If $x \geq y>x/2$ then is it true that $x \pmod y < x/2$?

Question

I'm not sure how to prove this statement, which I believe is true:

given $x,y \in Z$ such that $x \geq y > \frac {x}{2}$ then $x$ (mod $y$) < $\frac {x}{2}.$

Edit:

Would this be an acceptable sketch of the proof?

Suppose that $x \geq y \geq \frac{x}{2};$ consider the bounds where $y = x$ or $y = \frac{x}{2}$. In the case in which $x=y,$ then $x$ (mod $y$) = $x$ (mod $x) = 0$. On the other hand, if $y = \frac{x}{2},$ then $x$ (mod $y$) = $x$ (mod $\frac {x}{2}) = \frac {x}{2}$. Therefore, $0 \leq x$ (mod $y$) < $\frac {x}{2}$.

Answer 1

This is true.
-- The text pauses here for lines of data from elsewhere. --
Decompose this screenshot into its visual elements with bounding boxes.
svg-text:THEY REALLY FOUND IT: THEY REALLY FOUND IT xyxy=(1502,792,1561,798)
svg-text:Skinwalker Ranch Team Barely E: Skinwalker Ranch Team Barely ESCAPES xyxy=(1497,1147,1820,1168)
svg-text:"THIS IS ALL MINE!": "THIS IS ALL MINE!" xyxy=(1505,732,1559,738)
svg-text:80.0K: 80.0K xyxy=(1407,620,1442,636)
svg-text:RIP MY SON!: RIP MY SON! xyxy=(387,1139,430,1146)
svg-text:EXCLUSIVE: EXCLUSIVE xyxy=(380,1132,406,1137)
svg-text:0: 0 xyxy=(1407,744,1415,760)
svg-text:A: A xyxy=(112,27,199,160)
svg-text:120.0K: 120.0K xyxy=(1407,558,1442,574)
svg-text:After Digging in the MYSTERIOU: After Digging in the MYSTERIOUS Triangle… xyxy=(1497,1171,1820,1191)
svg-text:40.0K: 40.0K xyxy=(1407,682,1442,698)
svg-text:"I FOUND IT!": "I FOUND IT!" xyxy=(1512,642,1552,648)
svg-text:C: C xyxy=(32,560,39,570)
Suppose that $0\leq \frac{x}{2} < y \leq x$. Long divide $x$ by $y$ by the Division Algorithm to write $x=yq+r$ where $0 \leq r <y$. Here, $r$ is your $x \bmod y$. We claim that $r < \frac{x}{2}$.

Suppose not, so that $r \geq \frac{x}{2}$. Then $x=yq+r \geq yq+\frac{x}{2}$. Subtracting $\frac{x}{2}$ from each side gives $\frac{x}{2} \geq yq$. But $y >\frac{x}{2}$ so this gives $\frac{x}{2} > \frac{x}{2}q$ so $q < 1$. Hence $q=0$ and $x=r < y \leq x$, a contradiction.

Answer 2

The answer to the title is yes.
Assuming $x > 0$, $x \ge y > x/2 \implies 1≤x/y<2$, so the remainder when $x$ is divided by $y$ is $x−y$ and also $x \ge y > x/2 \implies 0 \le x-y < x/2$.